In terms of political affiliations, Naan remained a staunch supporter of the Soviet system (initially an enthusiastic supporter of Perestroika though) and was a devout opponent of Estonia's pro-independence movement; Naan supported the (pro-Moscow) Internationalist Movement. Having gained much public support in the 1970s for his relatively bold opinion pieces on topics like family, the rising divorce rate (that he argued was more or less a normal development), morals and sex (the importance of which, he argued, was being downplayed out of pseudomoralistic argumentation), he soon became a despised figure for his anti-independence stance, which was reflected in his newspaper articles of the time (e.g. his article «С ног на голову» ('From (standing on) Feet to (standing on) Head', Estonian title "Kõik pea peale″), condemning the Estonian Sovereignty Declaration passed by the Supreme Soviet of the Estonian SSR, was published in Pravda, 23 November 1988.). He also published a number of articles where he either tried to downplay or rationalize Stalinist repressions. His stance almost led to his expulsion from the Academy of Sciences.

== Opinions on him ==
- Academician Jaan Einasto: "Naan had no illusions as to the Soviet reality."

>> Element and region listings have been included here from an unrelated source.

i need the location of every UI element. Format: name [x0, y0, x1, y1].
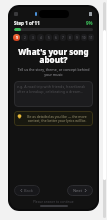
staticText: Step 1 of 11: [14, 20, 40, 26]
staticText: Tell us the story, theme, or concept beh…: [15, 67, 92, 77]
staticText: 5: [48, 36, 50, 40]
button[interactable]: 6: [53, 34, 59, 41]
button[interactable]: 5: [45, 34, 52, 41]
button[interactable]: 10: [81, 34, 87, 41]
staticText: 8: [69, 36, 71, 40]
staticText: e.g. A road trip with friends, heartbrea…: [17, 84, 90, 94]
button[interactable]: Next: [67, 185, 93, 196]
staticText: 9: [76, 36, 78, 40]
staticText: Be as detailed as you like — the more co…: [24, 114, 90, 123]
staticText: Back: [24, 188, 34, 193]
staticText: 7: [62, 36, 64, 40]
button[interactable]: 4: [37, 34, 44, 41]
button[interactable]: 2: [21, 34, 28, 41]
button[interactable]: 7: [60, 34, 66, 41]
button[interactable]: 1: [13, 34, 20, 41]
button[interactable]: 8: [67, 34, 73, 41]
staticText: What's your song about?: [15, 46, 92, 65]
button[interactable]: Back: [14, 185, 40, 196]
button[interactable]: 9: [74, 34, 80, 41]
staticText: 4: [40, 36, 42, 40]
button[interactable]: e.g. A road trip with friends, heartbrea…: [14, 81, 93, 107]
staticText: Please answer to continue: [33, 199, 74, 203]
button[interactable]: 11: [88, 34, 94, 41]
staticText: 9%: [86, 20, 93, 26]
staticText: 11: [89, 36, 93, 40]
staticText: 3: [32, 36, 34, 40]
staticText: 10: [82, 36, 86, 40]
staticText: 1: [16, 36, 18, 40]
button[interactable]: 3: [29, 34, 36, 41]
staticText: Next: [73, 188, 83, 193]
staticText: 6: [55, 36, 57, 40]
other: Tip: [17, 114, 22, 119]
staticText: 2: [24, 36, 26, 40]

- Academician Erast Parmasto: "Gustav Naan was a man with a sharp mind and one with an even sharper tongue, a "self-made man", who had preferred to the party functionary's career a much calmer and congenial life of a scientist."
- Academician Hans Trass: "How terrible, that a man, who could inspiringly write about the predominance of the mind over the power developed into a justificator of the reign of terror. Such a person is an example of a broken, deformed mentality, that was shaped by the Stalinist antihumanism and obedience to fear."
- Literary critic Vaapo Vaher: "Naan could be treated as a Soviet dandy, a Soviet Dorian Gray. ... During his days of glory the academician had on the local intellectual society an impression of some exotic creature ... Dorian Gray and his creator Oscar Wilde can be treated as marthyrs of esthetism, Naan was destroyed by the evil of dogmaticism. Add to this [his] personal vanity. His story could be treated as the occurrence of the good and the vice in the human being, it can be seen against the background of the mystery of Dr. Jekyll and Mr. Hyde."

== Bibliography ==
- "Dependence and opposition. Problems in Soviet Estonian historiography in the late 1940s and early 1950s" by Hain Rebas. In: Journal of Baltic Studies, Volume 36, Issue 4 Winter 2005, pages 423 – 448
- "Philosophy of science in Estonia" by Rein Vihalemm and Peeter Müürsepp. In: Journal for General Philosophy of Science, Volume 38, Number 1 / April, 2007, pp. 167–191.